Focusing on speed for the next major update of Pathfinder would, I believe, make it even more attractive and worthwhile to use. What do the developers think?
Also, it would be nice if the review of Pathfinder included some assessment of its speed relative to the Finder?
Peter J. Pedersen
Very interesting.
However, this isn't enough to make me quit using Path Finder as my primary Finder. The slight lag, while noticeable, wasn't enough to hinder my usability. In fact, even though the list of a folder's contents took a few fractions of a second longer to appear, it was still visible before I could mouse my pointer over to the new column!
The issue here is that we can only process file listings as fast as the OS can return them. Path Finder's file listing code is really optimized, so often the bottleneck is that the OS just isn't returning back the list of files and their attributes as fast as it does in the Carbon file handling routines (which I believe the Finder uses).
I can't speak definitively on this as I'm not really a developer, but my understanding from what Steve has told me is that while we still have some areas where we can improve, generally speaking Path Finder is pretty optimized in this area.
I should add that in our beta testing of the upcoming universal binary of Path Finder it absolutely screams on the new intel machines, so hopefully things will continue to improve.

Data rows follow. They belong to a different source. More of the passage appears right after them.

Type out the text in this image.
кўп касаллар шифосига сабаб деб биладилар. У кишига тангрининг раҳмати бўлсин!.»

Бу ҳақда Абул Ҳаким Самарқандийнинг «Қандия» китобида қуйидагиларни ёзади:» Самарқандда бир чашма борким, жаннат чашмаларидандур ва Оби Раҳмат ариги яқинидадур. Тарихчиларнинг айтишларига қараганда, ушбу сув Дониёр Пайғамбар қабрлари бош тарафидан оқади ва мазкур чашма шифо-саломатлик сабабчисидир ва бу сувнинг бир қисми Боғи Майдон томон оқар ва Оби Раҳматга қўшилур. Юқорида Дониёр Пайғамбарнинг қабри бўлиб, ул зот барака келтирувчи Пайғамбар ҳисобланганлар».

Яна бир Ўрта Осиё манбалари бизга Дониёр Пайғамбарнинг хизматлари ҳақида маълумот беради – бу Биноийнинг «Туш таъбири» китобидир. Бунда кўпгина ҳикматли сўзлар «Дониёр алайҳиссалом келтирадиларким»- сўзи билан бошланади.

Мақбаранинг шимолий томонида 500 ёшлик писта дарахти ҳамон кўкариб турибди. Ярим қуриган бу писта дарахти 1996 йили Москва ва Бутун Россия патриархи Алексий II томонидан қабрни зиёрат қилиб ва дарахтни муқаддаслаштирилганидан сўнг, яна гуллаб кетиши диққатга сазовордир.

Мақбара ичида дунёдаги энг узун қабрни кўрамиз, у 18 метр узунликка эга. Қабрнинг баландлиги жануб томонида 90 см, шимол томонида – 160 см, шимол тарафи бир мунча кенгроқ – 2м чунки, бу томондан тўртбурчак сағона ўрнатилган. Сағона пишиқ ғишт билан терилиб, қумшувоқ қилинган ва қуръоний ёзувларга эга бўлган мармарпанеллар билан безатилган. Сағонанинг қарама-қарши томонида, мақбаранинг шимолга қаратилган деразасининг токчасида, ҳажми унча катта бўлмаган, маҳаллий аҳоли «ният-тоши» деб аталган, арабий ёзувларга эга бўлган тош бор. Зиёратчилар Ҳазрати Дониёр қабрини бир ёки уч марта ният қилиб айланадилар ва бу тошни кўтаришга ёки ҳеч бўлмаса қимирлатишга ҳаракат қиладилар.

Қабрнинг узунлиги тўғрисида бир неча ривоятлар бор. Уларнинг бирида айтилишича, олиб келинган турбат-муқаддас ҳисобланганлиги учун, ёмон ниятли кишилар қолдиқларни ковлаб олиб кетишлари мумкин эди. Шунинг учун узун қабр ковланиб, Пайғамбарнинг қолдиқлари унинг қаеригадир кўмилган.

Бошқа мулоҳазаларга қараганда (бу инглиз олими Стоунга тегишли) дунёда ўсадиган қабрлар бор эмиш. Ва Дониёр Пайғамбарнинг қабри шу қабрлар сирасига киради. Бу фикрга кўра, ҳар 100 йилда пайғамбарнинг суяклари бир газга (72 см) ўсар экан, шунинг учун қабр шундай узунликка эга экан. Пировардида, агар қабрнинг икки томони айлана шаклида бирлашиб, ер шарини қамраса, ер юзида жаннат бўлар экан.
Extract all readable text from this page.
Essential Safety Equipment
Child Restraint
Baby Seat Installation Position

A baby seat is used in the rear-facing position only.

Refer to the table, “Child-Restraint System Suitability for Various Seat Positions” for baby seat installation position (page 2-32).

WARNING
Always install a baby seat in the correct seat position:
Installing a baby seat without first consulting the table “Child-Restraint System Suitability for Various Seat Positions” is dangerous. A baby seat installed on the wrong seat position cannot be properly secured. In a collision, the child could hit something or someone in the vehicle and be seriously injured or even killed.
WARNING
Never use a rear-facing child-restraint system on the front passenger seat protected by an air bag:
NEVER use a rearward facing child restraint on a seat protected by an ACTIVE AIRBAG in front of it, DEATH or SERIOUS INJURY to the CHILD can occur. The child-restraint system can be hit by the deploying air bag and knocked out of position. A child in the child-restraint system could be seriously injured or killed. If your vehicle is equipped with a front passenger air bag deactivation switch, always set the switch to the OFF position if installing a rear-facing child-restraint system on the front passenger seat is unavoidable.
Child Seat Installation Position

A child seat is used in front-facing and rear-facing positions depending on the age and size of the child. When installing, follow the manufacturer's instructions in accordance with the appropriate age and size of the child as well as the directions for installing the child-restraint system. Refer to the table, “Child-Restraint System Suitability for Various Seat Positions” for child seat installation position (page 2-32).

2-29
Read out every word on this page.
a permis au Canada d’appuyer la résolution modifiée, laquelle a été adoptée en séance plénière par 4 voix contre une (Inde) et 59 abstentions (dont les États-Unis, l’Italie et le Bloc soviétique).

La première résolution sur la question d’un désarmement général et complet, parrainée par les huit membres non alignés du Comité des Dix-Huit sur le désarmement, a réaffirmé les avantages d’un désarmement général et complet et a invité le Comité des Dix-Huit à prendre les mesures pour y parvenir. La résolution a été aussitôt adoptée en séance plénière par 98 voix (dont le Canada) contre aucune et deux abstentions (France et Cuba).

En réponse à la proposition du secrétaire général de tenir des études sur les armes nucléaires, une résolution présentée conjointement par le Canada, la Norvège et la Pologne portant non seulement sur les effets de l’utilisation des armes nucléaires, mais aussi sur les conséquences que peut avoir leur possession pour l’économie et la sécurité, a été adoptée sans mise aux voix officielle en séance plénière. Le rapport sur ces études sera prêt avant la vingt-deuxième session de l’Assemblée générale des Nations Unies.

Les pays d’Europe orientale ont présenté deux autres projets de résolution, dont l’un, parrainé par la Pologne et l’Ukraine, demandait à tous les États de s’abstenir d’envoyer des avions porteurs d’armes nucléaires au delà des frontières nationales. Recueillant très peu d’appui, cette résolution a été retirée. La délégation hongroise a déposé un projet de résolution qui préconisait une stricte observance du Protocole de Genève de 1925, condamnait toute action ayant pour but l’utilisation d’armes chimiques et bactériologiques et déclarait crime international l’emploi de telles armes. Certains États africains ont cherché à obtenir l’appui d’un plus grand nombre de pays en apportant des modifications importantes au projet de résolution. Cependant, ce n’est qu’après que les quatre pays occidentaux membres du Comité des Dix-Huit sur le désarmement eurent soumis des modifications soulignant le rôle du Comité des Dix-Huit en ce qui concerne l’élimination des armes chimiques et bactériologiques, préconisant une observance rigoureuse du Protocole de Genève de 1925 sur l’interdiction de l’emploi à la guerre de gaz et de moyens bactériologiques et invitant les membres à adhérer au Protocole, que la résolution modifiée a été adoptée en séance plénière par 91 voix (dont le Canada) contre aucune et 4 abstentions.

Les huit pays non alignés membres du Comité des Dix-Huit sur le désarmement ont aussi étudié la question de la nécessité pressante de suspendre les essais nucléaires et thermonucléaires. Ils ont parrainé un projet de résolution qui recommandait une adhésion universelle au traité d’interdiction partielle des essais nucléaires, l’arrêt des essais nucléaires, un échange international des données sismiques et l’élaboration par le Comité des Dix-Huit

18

Finder (well, BOMArchiveHelper) can decompress zip, tar, gzip and even bzip files just fine, so it's already possible to unpack most archives without this PathFinder feature. (Does anyone actually still use Stuffit anyway?)
Control-click on folders or files in Finder and you also get the option to "Create Archive", which creates a zip file.
While I would be the first to say that the Finder is an embarassment to Apple, this reviews implication that the ability to decompress and compress files is somehow unique to PathFinder feels like reaching to me.
Here's the full scoop:
Path Finder 4.1 is now a Universal Binary for both Intel and PPC machines. It now reads the Finder's Smart Folders, has a completely revamped Go To Folder feature, and a brand new Size Browser for quickly finding the sizes of folders, packages, etc. There are also dozens of improvements and bug fixes.
Path Finder 4.1 is a free upgrade to all registered Path Finder 4 customers.